Любовь умирает. Вот так! Эта непреложная истина не должна бы никого удивлять, но сражает жен и мужей наповал. Большинство из них полагают, что им просто не повезло. Как будто разрыв не был предрешен заранее. Люди, которые любят всю жизнь, – исключение из правила. Мы же, простые смертные, уже в сладости первого поцелуя ощущаем терпкую горечь конца. И, сказать по чести, не вызывает ли жестокое разочарование столь же острые и глубокие эмоции, что и первая вспышка страсти? О разбитом сердце сложено куда больше стихов и песен, нежели о счастливой любви. Уж лучше страдать, чем терпеть унылое течение катящихся к концу отношений. И если они заканчиваются решительно и бесповоротно, то с ними уходит и тревожная неизвестность. Остается душевная боль, но и некоторое облегчение. А потом можно снова вообразить, что встретишь кого-то другого, и даже еще лучше.
Если бы существовало государственное учреждение под названием Департамент любви – просторный розовый зал с толпой сердобольных тетушек и симпатичных темноглазых мужчин, – его бы завалили жалобами и прошениями. Люди подавали бы на Любовь в суд за причинение им таких обид, что и не вообразить.
Но такого учреждения нет, и потому люди идут ко мне.
Когда раздается звонок в дверь, я на мгновение закрываю глаза и молюсь. Дай мне силы помочь этим раненым сердцам, шепчу я, не обращаясь ни к кому конкретно – к клубящемуся меж звезд пространству, к воздуху в кабинете, к атомам собственного тела. Меня успокаивает эта просьба о помощи. Потом я открываю дверь и впускаю их.
Ну вот. Звонят.
Помоги мне!
Роза
Со своим мужем я общаюсь так: «Одевайся, живо! К семейному консультанту опаздываем! Я тебе выгладила синюю рубашку. Не там, в шкафу! Угу. А башмаки давно пора выкинуть, ты только глянь на подметки! В понедельник пойдешь в “Кларкс”, у них как раз распродажа».

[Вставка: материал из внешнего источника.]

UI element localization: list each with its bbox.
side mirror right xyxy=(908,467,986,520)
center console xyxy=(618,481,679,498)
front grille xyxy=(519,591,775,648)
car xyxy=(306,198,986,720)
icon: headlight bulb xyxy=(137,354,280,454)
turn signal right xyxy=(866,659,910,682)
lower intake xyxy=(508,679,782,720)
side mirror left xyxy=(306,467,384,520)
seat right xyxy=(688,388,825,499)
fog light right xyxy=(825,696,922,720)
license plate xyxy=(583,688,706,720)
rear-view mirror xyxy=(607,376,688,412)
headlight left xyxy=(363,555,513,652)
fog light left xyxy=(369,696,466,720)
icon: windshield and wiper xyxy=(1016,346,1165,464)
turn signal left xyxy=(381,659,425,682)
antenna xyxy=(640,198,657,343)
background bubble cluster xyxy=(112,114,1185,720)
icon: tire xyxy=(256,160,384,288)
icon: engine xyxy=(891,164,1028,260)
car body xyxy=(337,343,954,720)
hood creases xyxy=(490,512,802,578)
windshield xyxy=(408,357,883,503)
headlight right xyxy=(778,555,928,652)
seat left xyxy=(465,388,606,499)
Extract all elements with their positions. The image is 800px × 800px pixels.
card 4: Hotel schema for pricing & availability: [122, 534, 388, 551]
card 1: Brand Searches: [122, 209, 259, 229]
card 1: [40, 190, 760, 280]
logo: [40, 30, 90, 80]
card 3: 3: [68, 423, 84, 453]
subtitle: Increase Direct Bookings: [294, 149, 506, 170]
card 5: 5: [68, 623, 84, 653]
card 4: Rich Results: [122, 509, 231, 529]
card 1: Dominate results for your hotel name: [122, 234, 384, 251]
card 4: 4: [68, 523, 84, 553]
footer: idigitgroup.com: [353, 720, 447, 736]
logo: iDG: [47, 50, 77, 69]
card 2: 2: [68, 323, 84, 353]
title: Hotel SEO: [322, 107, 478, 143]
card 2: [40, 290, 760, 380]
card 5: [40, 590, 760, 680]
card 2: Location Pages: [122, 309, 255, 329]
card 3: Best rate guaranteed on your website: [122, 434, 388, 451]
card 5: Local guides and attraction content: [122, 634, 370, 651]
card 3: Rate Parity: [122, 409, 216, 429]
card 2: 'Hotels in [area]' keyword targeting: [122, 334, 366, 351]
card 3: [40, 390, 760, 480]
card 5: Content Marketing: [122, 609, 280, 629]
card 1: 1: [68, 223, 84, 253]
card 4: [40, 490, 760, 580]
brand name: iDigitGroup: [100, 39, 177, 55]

Будто ему шесть лет. Не помню уже, когда это началось, когда у меня появились заносчивая раздражительность и командирский тон, но я как разогналась, так и не могу остановиться. Хотя убила бы на месте всякого, кому вздумалось бы заговорить со мной подобным образом.
– А ты же вроде сказала, что у них все занято? – недовольно бурчит Гарри, точно малолеток, норовящий доказать мамаше свою независимость.
– Господи, да ты не слушаешь, что ли? Сто раз повторять? У них кто-то отказался. Так что ровно в восемь мы должны быть у Ани.
– У Ани?
– Да, у Ани.
– А ничего звучит, мне нравится. По-иностранному, но вроде как успокоительно и пользительно. И стильно. Полячка?
– Почем я знаю? Заткнись и одевайся, наконец.
Ну не стерва ли? Ненавижу себя!
– Свидание с Аней. Класс! Что бы такое надеть? Синюю рубашку с теми новыми черными джинсами? Не простовато?
– Что угодно, только не твои труселя! Господи, во всей Англии ты единственный такие и носишь. Ума не приложу, как можно покупать такое!
– Так ты не находишь их сексуальными? Да, эти и впрямь подрастянулись и посерели маленько, но я могу надеть те, что поновее и поплотнее, из «Маркса».